Gusto just made it easier for all of its employees to get pregnant
Business Insider/Julie Bort
Fifteen states require employers to offer some fertility coverage, reports the San Francisco's Chronicle's Marissa Lang, but that coverage often hinges on a being diagnosed as clinically infertile, as defined by the American Society of Reproductive Medicine.
A gay couple might not be clinically infertile (incapable of getting pregnant after a year of unprotected heterosexual sex), but they still can't biologically conceive a child together.
A single woman can't biologically conceive on her own either.
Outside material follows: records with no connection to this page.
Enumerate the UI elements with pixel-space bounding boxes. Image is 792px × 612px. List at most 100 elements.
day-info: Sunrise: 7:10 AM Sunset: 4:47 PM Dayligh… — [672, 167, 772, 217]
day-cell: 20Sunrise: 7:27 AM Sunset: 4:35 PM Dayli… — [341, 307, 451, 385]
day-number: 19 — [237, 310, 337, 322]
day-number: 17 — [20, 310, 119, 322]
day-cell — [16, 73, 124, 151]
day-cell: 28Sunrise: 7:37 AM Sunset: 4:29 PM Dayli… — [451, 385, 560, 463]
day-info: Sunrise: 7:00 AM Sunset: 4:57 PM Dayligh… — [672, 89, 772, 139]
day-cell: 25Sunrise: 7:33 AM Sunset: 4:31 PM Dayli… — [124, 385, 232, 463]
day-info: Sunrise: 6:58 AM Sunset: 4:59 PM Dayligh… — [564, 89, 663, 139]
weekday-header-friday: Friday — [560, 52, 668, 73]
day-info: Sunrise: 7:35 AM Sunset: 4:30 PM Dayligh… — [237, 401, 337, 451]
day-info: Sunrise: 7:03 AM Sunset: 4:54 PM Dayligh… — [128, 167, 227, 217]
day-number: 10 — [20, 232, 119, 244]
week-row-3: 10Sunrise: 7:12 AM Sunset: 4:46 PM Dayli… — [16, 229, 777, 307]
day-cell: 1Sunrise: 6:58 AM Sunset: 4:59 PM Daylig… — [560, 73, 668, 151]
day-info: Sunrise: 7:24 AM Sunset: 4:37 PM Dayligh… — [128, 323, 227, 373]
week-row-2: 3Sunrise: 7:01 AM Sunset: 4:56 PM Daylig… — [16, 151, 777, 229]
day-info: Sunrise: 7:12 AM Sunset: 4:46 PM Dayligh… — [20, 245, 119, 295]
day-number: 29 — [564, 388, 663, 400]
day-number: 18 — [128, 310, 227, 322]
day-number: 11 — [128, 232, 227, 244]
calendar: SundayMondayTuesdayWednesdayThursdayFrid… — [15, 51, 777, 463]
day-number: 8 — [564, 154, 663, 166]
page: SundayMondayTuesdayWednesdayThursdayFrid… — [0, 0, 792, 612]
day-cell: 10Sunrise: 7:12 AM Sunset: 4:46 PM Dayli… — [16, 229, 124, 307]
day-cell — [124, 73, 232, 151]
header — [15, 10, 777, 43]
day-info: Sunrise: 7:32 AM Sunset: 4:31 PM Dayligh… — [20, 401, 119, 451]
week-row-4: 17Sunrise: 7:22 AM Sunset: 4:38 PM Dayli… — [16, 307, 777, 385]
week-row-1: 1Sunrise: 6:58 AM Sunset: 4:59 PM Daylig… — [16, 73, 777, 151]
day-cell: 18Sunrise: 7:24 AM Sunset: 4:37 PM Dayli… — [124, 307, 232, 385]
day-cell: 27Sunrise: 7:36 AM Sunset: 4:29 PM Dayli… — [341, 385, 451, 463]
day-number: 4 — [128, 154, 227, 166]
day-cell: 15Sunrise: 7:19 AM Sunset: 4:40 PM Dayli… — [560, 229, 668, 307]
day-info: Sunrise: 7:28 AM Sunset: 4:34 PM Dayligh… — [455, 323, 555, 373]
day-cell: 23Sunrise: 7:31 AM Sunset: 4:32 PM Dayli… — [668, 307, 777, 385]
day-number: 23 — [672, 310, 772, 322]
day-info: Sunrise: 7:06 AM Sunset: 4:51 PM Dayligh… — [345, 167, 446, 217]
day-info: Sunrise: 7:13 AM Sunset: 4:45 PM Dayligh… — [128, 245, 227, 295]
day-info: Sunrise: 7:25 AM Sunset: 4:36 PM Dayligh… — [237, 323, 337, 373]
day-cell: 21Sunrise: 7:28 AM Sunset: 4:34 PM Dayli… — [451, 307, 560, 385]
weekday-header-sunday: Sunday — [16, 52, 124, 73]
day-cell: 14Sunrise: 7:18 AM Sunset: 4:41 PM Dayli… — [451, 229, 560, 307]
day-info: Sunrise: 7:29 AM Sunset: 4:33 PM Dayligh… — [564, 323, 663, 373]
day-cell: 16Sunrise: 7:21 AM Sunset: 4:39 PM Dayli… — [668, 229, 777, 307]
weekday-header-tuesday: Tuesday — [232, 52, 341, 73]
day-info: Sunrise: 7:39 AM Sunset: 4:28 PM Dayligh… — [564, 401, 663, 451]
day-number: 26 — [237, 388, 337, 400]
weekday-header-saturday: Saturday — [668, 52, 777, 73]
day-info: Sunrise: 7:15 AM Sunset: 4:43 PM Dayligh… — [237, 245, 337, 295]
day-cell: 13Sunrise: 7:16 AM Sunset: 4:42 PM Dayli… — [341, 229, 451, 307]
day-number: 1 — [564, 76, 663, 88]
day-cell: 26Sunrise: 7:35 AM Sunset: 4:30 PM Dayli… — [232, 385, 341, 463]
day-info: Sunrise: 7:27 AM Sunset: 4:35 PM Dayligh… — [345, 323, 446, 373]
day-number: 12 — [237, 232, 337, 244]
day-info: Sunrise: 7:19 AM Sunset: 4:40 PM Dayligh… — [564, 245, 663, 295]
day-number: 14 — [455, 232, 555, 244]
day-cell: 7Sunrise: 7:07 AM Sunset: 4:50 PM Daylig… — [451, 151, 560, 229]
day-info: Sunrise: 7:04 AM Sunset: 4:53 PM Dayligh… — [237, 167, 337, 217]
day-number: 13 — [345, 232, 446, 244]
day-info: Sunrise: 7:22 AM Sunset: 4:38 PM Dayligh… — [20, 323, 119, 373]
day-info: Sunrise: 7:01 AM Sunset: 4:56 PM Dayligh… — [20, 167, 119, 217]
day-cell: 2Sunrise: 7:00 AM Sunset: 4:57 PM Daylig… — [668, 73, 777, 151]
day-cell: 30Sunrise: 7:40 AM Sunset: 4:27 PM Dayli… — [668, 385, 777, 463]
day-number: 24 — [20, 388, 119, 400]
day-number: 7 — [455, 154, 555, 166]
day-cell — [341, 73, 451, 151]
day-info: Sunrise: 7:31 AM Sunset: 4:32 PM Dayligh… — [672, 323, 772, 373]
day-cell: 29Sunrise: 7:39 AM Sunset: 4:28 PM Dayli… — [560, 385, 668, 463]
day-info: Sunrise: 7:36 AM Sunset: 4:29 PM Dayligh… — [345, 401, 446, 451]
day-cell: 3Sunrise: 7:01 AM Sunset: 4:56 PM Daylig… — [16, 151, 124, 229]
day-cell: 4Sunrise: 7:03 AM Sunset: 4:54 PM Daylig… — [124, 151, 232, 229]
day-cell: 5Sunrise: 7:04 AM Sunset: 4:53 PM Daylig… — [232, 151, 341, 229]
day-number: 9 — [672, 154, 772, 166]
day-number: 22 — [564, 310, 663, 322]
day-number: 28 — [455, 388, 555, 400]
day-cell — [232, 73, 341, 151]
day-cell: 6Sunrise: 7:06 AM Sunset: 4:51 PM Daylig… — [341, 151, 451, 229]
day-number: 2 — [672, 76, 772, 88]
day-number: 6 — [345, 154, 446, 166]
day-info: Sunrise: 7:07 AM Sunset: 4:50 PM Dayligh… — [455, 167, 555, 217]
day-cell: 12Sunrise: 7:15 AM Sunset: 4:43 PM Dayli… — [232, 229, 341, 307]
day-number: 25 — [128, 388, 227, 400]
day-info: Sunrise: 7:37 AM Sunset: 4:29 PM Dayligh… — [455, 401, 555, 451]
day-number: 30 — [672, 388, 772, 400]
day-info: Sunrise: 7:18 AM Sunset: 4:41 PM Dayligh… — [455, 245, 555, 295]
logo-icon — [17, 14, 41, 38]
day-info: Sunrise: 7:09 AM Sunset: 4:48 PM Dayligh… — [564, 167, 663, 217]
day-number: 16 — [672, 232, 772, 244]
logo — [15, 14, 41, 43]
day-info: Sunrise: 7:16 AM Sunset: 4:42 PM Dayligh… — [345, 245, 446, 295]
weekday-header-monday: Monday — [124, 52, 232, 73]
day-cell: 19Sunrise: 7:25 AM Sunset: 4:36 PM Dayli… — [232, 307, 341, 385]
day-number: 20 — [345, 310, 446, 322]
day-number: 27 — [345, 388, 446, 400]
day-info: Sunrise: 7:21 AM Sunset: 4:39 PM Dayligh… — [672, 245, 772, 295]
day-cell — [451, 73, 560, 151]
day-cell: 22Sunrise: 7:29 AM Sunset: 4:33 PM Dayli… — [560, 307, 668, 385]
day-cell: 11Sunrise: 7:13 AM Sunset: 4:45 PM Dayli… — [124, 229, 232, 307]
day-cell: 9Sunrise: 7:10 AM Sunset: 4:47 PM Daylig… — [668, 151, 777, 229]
So Gusto is offering insurance that ditched the medical diagnosis requirement and will cover up to $20,000 worth of treatment anyway.
Gusto CEO Josh Reeves was inspired to extend this fertility provision by one of his employees, Katie Evans-Reber, and her wife Amy. The couple had one child together and were trying for a second but their fertility treatments were not working. After a lot of heartache and $40,000 worth of attempts, they couldn't afford to keep trying.
When researching insurance that covered infertility treatments in this less restrictive way, Reeves was surprised by how few employers ever researched the question. Cigna told the Chronicle that it estimated there were perhaps four other companies offering this benefit nationwide.
"My hope is Gusto can lead by example and inspire other businesses to do the same," Reeves told Business Insider.
While Reeves may be motivated by kindness (he's known to be a very nice guy), in many ways, it makes good business sense for Gusto to pioneer this benefit, too.
Gusto offers payroll and insurance benefit software to small and mid-sized companies. It's pitch is that it's software treats people more humanely, Reeves tells Business Insider.